Don't get me wrong though, I think rust is a great language, just some of your claims go a bit too far.

C++ was evaluated as being unsuitable for use with GNOME. It doesn't integrate as nicely as Rust in C codebases. Additionally, Rust is able to optimize much farther than C++, for a variety of reasons I've outlined in prior posts.


D uses garbage collection and it is not feasible to remove it. It also has the same issues as C++ in regards to integration with C codebases. There's also a whole sleuth of other D-related issues that make it infeasible for inclusion in Linux distributions. So no, D never has counted, and still does not count.
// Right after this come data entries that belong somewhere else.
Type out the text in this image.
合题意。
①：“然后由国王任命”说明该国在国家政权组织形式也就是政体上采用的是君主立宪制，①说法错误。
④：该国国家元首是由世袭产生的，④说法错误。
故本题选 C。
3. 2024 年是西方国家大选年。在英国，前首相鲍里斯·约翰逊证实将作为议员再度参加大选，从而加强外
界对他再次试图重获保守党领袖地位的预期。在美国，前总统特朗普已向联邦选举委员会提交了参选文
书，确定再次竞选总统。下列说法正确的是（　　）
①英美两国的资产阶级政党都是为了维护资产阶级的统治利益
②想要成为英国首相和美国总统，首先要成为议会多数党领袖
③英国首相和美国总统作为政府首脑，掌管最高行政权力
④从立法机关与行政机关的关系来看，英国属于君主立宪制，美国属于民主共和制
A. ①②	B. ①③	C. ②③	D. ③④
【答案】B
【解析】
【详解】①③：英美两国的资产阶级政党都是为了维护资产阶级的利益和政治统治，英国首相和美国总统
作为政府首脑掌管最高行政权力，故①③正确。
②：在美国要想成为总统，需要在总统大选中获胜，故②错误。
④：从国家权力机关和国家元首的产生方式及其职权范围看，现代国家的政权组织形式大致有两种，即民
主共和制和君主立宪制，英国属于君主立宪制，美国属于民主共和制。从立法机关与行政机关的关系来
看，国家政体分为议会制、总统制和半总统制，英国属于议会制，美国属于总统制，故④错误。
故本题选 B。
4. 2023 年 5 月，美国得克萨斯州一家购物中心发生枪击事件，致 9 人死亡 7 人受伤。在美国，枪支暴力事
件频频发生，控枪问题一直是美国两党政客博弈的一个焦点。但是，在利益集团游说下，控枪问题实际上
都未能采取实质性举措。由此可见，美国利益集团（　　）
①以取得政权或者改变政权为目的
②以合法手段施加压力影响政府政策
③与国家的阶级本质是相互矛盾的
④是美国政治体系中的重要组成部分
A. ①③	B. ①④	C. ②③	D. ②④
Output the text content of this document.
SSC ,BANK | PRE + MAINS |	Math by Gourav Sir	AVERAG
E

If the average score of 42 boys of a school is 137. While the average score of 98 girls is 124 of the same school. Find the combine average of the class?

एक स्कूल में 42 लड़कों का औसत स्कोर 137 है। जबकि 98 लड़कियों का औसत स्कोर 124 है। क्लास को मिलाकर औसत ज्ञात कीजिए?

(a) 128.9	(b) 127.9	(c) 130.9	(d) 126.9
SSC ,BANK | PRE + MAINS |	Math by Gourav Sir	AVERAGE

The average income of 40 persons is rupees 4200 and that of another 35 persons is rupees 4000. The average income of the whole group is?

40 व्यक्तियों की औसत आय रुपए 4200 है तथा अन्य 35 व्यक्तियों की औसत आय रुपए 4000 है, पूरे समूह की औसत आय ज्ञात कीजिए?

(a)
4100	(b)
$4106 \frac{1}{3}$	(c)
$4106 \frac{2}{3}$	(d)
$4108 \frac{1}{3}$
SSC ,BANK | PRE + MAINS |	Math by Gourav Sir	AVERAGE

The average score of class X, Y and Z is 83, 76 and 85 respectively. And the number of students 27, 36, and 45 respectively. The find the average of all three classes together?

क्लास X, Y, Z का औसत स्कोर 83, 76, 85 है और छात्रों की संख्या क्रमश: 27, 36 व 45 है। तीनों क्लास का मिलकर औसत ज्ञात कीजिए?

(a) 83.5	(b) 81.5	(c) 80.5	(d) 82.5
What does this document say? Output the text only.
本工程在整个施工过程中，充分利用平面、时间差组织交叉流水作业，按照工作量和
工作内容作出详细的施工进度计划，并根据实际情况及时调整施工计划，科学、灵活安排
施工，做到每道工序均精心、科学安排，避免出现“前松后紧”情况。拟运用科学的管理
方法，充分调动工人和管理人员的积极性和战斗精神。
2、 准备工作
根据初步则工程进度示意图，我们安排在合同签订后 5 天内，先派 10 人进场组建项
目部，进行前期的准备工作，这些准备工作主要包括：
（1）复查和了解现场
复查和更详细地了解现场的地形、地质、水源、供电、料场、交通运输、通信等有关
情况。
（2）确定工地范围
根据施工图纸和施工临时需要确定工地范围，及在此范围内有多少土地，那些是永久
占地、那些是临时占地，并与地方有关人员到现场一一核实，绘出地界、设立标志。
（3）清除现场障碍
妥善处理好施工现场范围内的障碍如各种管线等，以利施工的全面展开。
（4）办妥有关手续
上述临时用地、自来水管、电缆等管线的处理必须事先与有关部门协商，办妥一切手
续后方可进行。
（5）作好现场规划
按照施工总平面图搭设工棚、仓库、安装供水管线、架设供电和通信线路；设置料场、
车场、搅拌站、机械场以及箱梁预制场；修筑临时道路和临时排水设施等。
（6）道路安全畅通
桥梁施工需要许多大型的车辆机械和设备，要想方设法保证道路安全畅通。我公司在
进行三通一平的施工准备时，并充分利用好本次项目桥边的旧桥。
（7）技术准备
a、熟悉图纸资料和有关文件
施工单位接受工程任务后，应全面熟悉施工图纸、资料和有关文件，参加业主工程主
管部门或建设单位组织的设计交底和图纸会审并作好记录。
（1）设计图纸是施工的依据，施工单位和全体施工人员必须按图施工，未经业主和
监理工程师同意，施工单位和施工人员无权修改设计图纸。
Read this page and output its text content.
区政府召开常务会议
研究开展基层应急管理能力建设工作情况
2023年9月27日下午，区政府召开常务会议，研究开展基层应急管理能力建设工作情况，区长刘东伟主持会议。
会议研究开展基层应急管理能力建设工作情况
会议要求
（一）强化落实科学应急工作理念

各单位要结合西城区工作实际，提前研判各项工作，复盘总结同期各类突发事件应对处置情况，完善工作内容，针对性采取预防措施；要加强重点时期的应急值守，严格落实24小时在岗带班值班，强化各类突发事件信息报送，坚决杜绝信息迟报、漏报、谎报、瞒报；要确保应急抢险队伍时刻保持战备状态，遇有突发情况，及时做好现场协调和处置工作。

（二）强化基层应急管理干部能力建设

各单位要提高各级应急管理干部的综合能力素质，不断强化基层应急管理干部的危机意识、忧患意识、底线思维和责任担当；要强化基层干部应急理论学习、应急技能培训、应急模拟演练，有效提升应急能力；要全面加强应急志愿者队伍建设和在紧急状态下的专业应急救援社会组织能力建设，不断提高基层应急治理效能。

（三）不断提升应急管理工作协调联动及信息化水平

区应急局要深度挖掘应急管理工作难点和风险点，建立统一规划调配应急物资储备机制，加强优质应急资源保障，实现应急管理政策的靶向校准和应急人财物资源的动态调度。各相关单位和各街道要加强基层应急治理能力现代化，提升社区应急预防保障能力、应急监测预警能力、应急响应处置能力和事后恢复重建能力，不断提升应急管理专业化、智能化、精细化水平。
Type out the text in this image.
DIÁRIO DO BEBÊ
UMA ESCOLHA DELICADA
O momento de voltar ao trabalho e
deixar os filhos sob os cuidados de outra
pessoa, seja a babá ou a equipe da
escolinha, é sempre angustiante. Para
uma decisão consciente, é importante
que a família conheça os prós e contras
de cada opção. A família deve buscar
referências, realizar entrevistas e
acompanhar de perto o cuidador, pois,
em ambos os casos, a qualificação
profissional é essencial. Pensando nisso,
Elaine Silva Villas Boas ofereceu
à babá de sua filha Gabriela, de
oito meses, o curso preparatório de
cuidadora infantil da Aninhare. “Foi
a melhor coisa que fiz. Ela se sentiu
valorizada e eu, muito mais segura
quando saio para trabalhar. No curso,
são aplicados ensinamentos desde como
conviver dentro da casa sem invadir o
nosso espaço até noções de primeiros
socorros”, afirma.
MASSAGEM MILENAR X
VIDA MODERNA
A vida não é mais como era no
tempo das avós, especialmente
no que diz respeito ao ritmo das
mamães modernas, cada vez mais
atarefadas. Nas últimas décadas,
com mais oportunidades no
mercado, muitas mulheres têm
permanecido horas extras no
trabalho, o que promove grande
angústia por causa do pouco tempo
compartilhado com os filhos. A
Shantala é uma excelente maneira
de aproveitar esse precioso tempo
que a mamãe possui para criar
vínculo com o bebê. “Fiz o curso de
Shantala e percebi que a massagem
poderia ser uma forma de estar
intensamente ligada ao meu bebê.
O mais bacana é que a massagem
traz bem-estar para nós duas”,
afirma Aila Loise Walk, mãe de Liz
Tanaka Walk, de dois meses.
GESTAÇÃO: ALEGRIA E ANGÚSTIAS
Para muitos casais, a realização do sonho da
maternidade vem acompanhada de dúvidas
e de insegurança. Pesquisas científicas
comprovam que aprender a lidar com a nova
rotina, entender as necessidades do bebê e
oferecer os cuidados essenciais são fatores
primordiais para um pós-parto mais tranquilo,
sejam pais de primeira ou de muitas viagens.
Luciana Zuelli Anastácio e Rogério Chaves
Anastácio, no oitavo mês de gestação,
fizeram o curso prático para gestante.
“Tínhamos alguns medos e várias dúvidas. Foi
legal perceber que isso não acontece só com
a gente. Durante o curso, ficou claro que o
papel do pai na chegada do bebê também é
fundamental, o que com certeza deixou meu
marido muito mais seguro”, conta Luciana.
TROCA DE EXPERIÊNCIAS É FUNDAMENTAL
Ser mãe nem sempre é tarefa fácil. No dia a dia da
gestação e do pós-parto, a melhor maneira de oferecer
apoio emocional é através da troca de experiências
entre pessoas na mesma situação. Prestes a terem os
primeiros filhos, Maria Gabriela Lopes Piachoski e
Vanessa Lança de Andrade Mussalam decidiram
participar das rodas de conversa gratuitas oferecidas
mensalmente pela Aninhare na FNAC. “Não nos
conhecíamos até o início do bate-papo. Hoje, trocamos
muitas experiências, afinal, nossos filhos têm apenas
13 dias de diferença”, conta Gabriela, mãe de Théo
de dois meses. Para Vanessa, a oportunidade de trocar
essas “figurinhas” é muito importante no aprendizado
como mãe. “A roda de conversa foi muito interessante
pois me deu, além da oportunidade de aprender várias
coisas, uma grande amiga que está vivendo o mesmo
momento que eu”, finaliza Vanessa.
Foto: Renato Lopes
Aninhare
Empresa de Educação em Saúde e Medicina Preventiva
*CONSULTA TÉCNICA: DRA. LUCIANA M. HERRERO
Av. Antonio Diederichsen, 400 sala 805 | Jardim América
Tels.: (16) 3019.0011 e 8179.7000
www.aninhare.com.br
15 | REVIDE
Rust has already eclipsed D.

Not particularly related to the kind of mass refactoring that I'm referring to.

Rust features lifetimes, a borrowing and ownership model, ad-hoc polymorphism and generics powered by traits, lazy functional programming, a powerful procedural macro system, significantly superior error handling strategy, proper pattern matching, channels-based concurrency, an Internet-powered modular build system, and a cross-platform toolchain manager, and more.

Aside from technical superiority, there are huge benefits to choosing Rust over C++. Namely, whereas C++ programmers must always be stuck in defensive programming practices and avoid optimizations that are particularly dangerous by standing 10 feet away from the line (ie: using shared_ptr when not needed), Rust programmers are able to comfortably toe the line and perform more excessive optimizations, safely.

The thing about C++ is that every feature it attempts to steal is always inferior from the original concept that it attempted to steal.

I've been programming with Rust for two years. My claims are not going too far. In fact, I could go a lot farther. These points are all the result of countless hours of discussions within the community on topics just like this.